Think about it like this: you love your kids. You love your spouse. That bias is baked in — beautiful, necessary, human. But you can still run a spreadsheet on your family’s without pretending your toddler is a genius.
You detach.
You analyse.
Markets don’t let you do that.
Your culture, your nation, your “people” those aren’t separate from your economic lens.
They are the lens.
The food you grew up eating that quietly accelerates your health risks.
The work ethic your grandparents drilled into you that works in one era and backfires in the next.
You can’t step outside it any more than you can step outside your own shadow.

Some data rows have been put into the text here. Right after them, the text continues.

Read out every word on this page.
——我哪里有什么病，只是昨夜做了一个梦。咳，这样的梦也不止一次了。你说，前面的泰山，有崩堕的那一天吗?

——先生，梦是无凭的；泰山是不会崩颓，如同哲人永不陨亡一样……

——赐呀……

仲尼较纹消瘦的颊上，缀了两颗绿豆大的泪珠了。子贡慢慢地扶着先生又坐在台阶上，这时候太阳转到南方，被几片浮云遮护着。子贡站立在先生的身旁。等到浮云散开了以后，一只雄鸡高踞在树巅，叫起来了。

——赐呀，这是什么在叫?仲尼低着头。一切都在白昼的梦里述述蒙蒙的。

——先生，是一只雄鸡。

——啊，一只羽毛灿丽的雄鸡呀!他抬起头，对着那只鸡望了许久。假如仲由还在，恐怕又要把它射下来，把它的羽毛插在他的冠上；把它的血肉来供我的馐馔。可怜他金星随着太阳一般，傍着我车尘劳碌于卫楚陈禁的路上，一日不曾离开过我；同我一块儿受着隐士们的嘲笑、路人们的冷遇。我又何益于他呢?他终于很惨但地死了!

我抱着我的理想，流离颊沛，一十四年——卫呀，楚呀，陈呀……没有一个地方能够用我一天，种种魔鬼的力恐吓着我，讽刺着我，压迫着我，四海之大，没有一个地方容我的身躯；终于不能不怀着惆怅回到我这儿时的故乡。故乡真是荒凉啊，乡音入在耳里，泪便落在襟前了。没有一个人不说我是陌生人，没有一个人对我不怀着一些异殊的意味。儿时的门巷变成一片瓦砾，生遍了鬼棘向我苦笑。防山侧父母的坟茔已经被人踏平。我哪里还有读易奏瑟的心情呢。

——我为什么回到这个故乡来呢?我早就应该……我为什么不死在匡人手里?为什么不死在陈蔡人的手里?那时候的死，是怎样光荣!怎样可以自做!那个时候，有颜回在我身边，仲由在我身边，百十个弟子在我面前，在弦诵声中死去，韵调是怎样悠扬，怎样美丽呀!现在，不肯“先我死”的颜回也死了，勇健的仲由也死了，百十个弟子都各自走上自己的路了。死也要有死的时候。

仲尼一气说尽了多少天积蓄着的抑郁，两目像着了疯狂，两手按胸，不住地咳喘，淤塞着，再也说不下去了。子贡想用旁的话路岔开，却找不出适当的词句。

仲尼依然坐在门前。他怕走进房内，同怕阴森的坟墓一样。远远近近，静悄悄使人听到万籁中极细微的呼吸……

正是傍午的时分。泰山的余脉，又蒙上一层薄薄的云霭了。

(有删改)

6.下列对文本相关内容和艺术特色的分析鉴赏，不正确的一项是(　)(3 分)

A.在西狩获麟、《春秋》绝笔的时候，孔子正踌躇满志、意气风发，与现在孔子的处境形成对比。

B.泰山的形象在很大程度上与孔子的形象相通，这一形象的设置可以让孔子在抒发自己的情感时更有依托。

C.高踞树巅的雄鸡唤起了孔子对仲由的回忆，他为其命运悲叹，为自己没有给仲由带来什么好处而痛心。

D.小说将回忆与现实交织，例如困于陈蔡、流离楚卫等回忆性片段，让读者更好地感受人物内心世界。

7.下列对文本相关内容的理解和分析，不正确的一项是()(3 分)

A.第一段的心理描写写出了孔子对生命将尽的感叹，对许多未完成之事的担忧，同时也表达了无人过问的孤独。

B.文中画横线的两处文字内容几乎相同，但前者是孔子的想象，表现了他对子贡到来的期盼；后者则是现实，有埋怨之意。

Multiculturalism’s fatal flaw is pretending this doesn’t matter.
It tells us all cultures are equal, that no hierarchy of ideas exists.
Some cultural bundles of habits, time-preferences, risk tolerances, and truth-seeking norms compound faster than others.
They get you to objective reality quicker. Others don’t. Markets don’t grade on a curve; they grade on results.
And here’s the uncomfortable truth most nationalists dodge: if you can’t fully disown your culture — even for the two seconds it takes to price an asset — then that attachment is already your largest single bias.
Full stop.
Now, the Pareto escape hatch.
Western cultural software (property rights, rule of law, deferred gratification, open inquiry) currently owns roughly 80 % of the global economic and market pie. So a Western-leaning bias, even if it’s not pure objectivity, still gets you 80 % of the way there without much effort. That’s why a mildly patriotic Western investor can still outperform for decades — the tailwind is structural.
Flip to the Eastern side and the picture changes.
Adaptation, harmony, long term patience, state-guided capital allocation those traits shine in certain cycles.
But history shows Eastern equity markets (Japan 1989, China post-2010 stimulus cycles, every tiger economy that overheated) go through violent mean-reversion swings.
The onus is on anyone pushing “Eastern exceptionalism in stocks” to prove the cycle has finally been broken. So far, price has not cooperated.
Bottom line: nationalism isn’t patriotism.
It’s the quiet conviction that “my people’s way” is the default setting for reality.
That conviction feels warm. It feels loyal. It feels like boots on the ground.